Many automakers today are experimenting with this new fangled thing called a minivan, our beloved Union Motors, seems to think that shortening their full size Merchant cargo van is a viable option, or Kaiser with their Personenwagen. However, from the far eastern island nation of Ariya comes IP, (Short for International Production).We’ve done reviews of some of their other cars like the Lily or the Icarus, but never their vans. It must be said that their IP Highwaystar was not a huge seller here to begin with and the Freewaystar, despite coming out in the late 70s, is just now coming to the US market in its updated second generation. While cargo and passenger versions of the Freewaystar exist, only the passenger version is coming to the US and this likely means that we’ve got another competitor in this market.

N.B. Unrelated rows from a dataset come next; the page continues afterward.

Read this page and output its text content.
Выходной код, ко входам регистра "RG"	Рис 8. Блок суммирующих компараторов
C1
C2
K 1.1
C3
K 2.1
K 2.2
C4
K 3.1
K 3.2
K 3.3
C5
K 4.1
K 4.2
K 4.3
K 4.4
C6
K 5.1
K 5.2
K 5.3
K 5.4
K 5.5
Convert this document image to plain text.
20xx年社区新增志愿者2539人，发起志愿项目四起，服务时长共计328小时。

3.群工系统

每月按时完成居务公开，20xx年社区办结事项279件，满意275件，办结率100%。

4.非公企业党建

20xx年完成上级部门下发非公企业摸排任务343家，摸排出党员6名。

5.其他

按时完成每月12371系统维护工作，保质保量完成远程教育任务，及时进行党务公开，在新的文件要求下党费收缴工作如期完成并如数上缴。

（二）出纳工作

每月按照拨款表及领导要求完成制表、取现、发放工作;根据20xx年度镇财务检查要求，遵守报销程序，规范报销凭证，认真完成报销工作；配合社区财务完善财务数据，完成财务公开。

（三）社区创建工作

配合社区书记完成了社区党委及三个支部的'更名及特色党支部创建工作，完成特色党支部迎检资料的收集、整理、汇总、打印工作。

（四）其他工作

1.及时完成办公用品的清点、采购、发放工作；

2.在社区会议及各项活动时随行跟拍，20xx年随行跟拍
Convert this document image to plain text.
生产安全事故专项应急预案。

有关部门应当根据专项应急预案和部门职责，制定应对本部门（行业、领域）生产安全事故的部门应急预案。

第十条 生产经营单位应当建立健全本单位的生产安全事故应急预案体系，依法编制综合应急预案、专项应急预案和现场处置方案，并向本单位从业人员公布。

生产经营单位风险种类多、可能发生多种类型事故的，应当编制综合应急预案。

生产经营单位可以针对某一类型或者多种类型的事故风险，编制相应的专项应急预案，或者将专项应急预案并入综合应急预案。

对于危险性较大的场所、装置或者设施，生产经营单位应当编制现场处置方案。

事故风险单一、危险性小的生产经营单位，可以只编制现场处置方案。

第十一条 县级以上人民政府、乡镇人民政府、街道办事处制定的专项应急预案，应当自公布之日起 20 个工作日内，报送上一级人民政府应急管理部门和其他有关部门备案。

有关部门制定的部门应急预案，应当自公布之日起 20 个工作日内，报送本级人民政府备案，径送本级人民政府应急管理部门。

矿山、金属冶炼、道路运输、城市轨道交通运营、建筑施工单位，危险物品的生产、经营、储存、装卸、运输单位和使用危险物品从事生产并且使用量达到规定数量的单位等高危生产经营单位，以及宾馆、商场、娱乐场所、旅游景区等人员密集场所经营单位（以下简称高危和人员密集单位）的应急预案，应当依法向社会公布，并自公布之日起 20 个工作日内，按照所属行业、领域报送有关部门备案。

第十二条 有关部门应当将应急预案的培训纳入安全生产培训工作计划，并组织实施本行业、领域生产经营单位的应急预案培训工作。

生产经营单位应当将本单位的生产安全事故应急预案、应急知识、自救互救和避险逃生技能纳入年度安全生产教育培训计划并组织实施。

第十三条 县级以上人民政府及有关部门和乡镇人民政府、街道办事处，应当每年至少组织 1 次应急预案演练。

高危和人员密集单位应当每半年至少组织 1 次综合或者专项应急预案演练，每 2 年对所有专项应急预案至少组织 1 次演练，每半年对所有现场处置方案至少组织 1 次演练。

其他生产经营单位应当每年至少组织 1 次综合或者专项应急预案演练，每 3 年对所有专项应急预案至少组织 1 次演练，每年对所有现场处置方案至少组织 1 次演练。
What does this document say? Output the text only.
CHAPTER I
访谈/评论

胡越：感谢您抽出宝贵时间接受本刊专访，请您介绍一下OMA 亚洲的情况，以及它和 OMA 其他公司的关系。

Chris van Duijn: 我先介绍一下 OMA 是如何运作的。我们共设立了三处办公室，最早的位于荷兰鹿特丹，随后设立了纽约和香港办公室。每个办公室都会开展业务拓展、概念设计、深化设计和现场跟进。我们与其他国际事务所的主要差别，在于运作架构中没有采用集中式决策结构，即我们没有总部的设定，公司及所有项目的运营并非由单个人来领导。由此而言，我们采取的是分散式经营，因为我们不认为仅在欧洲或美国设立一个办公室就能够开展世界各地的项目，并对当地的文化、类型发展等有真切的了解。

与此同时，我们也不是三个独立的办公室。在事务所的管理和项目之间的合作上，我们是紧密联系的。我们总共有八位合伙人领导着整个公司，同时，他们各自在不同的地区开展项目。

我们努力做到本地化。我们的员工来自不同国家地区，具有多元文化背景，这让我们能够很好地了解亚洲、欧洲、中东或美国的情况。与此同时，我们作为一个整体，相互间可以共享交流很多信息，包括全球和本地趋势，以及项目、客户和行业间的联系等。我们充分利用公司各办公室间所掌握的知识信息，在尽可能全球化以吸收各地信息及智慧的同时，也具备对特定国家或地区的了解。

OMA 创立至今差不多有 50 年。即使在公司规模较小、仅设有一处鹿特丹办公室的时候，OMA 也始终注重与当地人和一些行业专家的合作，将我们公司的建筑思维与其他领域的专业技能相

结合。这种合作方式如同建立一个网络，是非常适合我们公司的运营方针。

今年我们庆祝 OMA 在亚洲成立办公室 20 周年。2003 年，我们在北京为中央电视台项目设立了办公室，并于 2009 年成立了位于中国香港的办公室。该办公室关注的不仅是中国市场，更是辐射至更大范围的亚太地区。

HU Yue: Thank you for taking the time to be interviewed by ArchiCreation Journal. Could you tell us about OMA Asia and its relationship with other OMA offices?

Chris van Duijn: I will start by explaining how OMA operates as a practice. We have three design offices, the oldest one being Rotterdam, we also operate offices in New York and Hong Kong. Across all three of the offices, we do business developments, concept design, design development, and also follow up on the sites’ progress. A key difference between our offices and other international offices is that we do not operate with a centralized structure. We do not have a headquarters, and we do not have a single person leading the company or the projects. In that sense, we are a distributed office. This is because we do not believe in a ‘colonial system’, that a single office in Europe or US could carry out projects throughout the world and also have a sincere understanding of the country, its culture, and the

So, is the Freeway Star a viable contender in the minivan market or is it too out of scope to be valid? This is the question that we want to answer.
As disappointing as it is, the Freeway Star obviously won’t handle like a sports car. There is some understeer of course and there will always be body roll since vans tend to be quite top heavy. The small size however makes it easy to use in the city which could make it a great taxi or people transporter, and has power steering which again, makes it easier to use and control.
Verdict: 6 / 10
The Freeway Star is obviously not designed to handle like a sports car, and it’s impossible to try and make it one. However, the Freewaystar tends to outclass other vehicles in this class thanks to its smaller length.
While the IP 4Z engine might be a good engine, it doesn’t really do any favors for the Freewaystar’s performance. With 107hp, 0 - 60 is done in 12.7 seconds which is somewhat adequate for being a van. A drag racer it is not, completing a quarter mile run in 18.5 seconds. The top speed of just over 100 miles per hour and for a van is by no means amazing but it works.
Verdict: 4 / 10
As we said before, the Freeway Star is by no means a sporty vehicle, but it manages to get up to highway speeds.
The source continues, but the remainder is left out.